MYTHS and legends are meant to bestow sanctity on the origin
of things, places, nations and peoples, and give societies, big or small, a
shared sense of greatness and a source of collective pride. Indigenous peoples
are no exception to humankind’s yearning to discover or rediscover lost links
to the past through myths and legends of the struggles and triumphs of their
race.
BEFORE THE MEMORIES FADE
After the 1992 Earth Summit in Rio de Janeiro countries, including the Philippines, rushed efforts to implement programs that aim to conserve biodiversity and mitigate environmental destruction. Many of these programs rode on the crest of getting community participation as a way of ensuring that local peoples would not be displaced in favor of perpetuating flora and fauna. In a way, the era of conservation as an exclusive domain of biologists and other scientists had become a thing of the past; collaboration became the new byword.
This is why challenges and conflicts did arise in relation to the assertion by indigenous peoples of culture as a right that determines their existence and defines their identity.

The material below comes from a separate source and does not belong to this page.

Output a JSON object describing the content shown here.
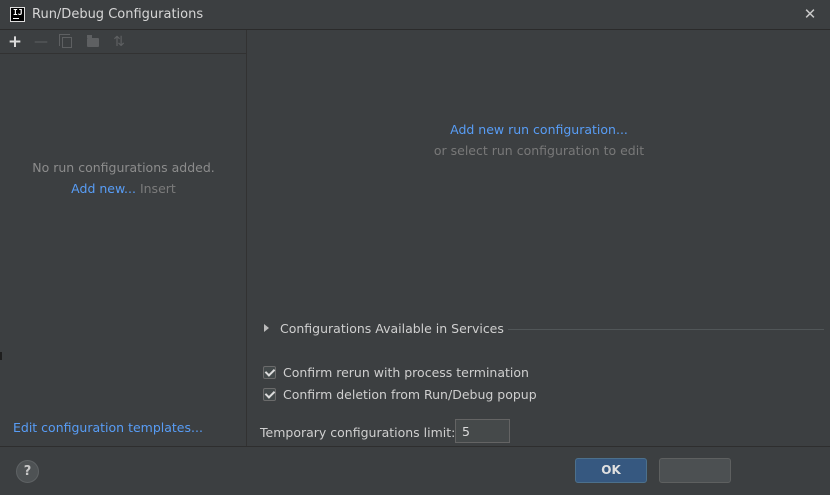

Others, like the Bukidnon tribe whose members live in the peripheries of the mountain range, along the western fringes of Malaybalay City, Bukidnon’s capital, have opted to push through with their ancestral domain rights in less than militant ways, armed only with determination, patience, and humility.
It is in this context that this works attempts to chronicle the daily life of the Bukidnon tribe. It tries to give space to their muted voices and unspoken visions of the future, to enable them to articulate their thoughts and struggles, before their stories are consigned into an abyss beyond the reach of fading memories, to be buried beneath the unending flow of the sands of eternity.